Моя мама ела мало и почти не охотилась. Она была очень маленькой, тощенькой и слабой. Ранняя беременность измотала ее, выпив жизненные соки из еще толком не сформировавшегося тельца, а подхваченная от любвеобильного самца заразная болезнь медленно разрушала хрупкий организм.

Имени у меня не было, как и у остальных из нашего общежития. Добрая женщина называла нас всех "кис-кис". И мы считали это слово своим именем.

Через пару недель с моего рождения у меня заболел и потек глазик. Я была еще совершенно слепа, но мамина болезнь передалась и мне. Правый глаз вспух под закрытым веком и сильно болел.

Я не знала, что это болезнь и не понимала, почему мне приходится страдать, а мама не знала, что мне сказать в утешение. Я все время плакала от нестихающей боли в глазу, ища у мамы помощи, а она только тихо плакала и без конца вылизывала мою распухшую мордочку, слизывая вытекающий из-под века гной.

Соседские кошки, чуя запах болезни, перестали подпускать меня к своим соскам. Они боялись, что я передам болезнь их крепким, пузатеньким, хорошеньким деткам. Я их понимала и, тихо скуля, отползала обратно к маме, которая одна жалела меня, как могла.

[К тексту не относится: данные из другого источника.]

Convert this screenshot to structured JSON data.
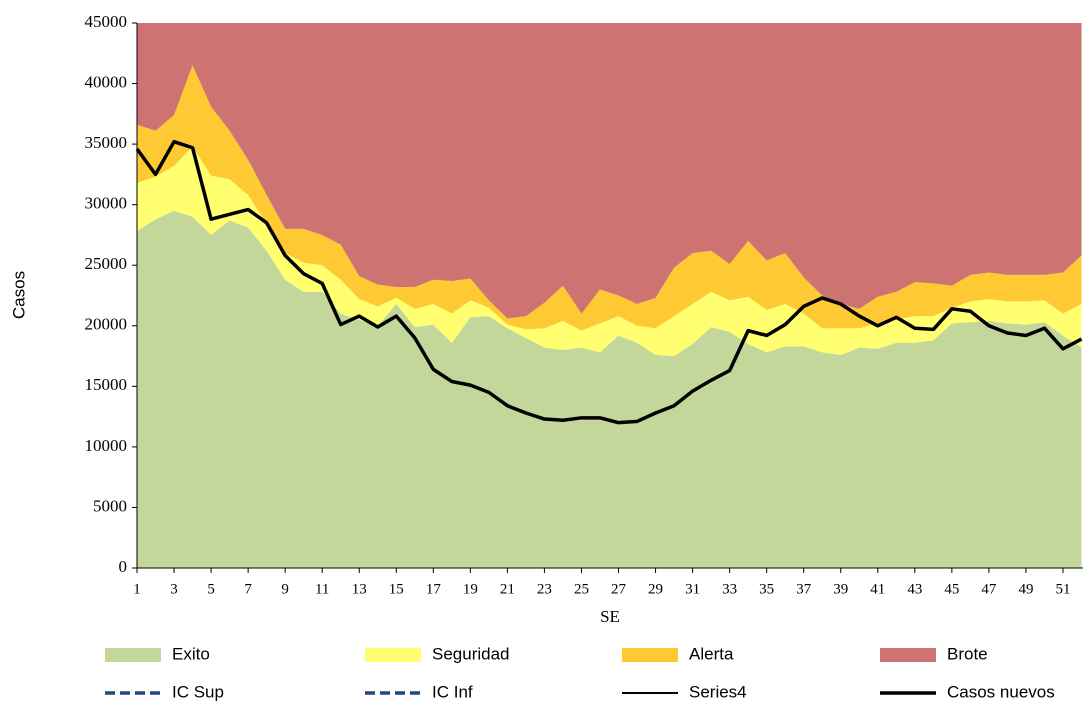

Добрая женщина кормила нас не только сухими хрустиками, но и наливала в мисочку немного молока, а также угощала самых маленьких вкусными мягкими мясными кусочками.

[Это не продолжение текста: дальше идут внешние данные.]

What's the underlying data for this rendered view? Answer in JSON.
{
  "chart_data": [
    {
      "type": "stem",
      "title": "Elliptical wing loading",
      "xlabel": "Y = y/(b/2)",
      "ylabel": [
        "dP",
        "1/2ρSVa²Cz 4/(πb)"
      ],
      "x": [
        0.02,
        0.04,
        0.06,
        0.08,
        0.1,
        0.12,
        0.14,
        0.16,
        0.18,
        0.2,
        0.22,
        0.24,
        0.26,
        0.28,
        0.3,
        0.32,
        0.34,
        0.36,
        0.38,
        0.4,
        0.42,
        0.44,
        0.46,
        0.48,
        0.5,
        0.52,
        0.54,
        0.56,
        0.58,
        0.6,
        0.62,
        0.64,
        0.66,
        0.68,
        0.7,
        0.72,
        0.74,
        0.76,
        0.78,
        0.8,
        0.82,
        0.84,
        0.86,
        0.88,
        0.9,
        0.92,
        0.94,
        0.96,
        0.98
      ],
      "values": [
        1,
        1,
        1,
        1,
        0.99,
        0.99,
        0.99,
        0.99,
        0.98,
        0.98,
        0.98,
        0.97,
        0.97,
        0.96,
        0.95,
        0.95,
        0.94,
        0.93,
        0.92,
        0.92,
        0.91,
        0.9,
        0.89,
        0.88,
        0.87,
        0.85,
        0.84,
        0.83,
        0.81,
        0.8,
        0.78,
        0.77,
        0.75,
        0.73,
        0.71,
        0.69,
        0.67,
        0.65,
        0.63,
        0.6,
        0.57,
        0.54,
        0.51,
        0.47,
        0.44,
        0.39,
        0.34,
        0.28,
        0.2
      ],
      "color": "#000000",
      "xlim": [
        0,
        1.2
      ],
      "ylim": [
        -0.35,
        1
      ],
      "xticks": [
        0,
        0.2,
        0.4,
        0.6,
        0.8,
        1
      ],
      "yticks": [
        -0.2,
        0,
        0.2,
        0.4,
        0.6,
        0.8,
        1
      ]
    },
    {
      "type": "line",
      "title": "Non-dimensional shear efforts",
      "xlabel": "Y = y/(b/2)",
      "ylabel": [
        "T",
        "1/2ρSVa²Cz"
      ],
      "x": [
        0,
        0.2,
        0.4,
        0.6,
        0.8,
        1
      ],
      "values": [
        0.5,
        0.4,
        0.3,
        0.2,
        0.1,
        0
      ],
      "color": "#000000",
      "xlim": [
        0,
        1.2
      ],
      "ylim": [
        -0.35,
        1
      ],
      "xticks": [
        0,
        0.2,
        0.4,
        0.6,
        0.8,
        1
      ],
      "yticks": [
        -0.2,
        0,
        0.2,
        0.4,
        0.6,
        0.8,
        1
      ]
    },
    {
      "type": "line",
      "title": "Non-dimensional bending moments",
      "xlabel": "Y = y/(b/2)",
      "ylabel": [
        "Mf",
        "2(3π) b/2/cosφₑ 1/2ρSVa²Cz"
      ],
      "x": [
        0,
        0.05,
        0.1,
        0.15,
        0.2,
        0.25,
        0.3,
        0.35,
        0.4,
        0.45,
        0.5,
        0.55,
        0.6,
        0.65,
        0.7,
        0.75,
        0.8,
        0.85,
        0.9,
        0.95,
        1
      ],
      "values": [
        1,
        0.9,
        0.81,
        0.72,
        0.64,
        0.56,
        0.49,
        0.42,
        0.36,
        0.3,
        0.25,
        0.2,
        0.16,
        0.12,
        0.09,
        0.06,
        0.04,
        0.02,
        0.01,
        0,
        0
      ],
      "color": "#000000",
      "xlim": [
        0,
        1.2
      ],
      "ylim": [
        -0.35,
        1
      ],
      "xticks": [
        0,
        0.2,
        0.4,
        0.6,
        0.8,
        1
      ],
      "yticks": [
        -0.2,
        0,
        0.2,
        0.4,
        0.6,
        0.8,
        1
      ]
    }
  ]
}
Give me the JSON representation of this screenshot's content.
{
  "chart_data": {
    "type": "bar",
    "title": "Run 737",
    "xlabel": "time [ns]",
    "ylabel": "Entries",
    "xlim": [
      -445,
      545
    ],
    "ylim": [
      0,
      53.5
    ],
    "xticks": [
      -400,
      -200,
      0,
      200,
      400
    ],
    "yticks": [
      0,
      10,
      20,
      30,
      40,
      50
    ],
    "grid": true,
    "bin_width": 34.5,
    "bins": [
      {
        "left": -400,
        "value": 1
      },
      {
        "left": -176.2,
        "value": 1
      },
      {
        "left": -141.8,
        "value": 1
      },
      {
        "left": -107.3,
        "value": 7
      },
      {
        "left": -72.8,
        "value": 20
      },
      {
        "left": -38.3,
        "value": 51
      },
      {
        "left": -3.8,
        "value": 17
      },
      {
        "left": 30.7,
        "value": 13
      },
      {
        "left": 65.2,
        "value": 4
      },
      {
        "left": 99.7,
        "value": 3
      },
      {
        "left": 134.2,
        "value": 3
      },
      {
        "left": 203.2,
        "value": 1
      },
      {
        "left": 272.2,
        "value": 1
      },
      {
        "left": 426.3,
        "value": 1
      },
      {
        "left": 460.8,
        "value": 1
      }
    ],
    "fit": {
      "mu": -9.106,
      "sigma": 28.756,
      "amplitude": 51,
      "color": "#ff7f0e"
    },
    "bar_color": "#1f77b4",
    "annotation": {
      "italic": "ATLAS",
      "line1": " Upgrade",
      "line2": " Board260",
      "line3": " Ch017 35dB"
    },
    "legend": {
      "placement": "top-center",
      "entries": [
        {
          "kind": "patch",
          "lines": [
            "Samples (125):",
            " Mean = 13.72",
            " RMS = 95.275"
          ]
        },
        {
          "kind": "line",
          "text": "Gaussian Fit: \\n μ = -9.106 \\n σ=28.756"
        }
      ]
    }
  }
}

Как только мой относительно здоровый глаз наконец открылся, я сразу начала выползать из коробки наружу в поисках где бы чего поесть. За пределами жилища вкусно пахло, когда добрая женщина приходила, чтобы выложить для нас еду, и я инстинктивно понимала, что нужно ползти туда, откуда доносится запах, да и мама говорила мне, чтобы я попробовала съесть эти мягкие кусочки, иначе Радуга как-нибудь ночью заберет меня…

У меня получилось. Я старательно жевала своими голыми деснами ароматные кусочки и плакала от счастья. Кошки попытались отогнать меня от мисочки, но мама, зарычав, встала на мою защиту. Выгнув спину и ощетинившись, она стояла между мной и кошками, заслоняя меня своим казавшимся почти плоским от болезненной худобы телом. Ее глаза горели недобрым огнем, и остальные кошки поняли, что она не пожалеет своей жизни, чтобы защитить и накормить меня.

Итак у меня появилась возможность питаться не только молоком. Но снова ненадолго. Подрастающие соседские котята тоже поняли, что кроме материнского молока на свете существуют и другие вкусные, съедобные вещи и первыми кидались на мягкие кусочки, дерясь и рыча друг на друга, оставляя после себя лишь чисто вылизанную тарелочку, лишенную даже запаха еды.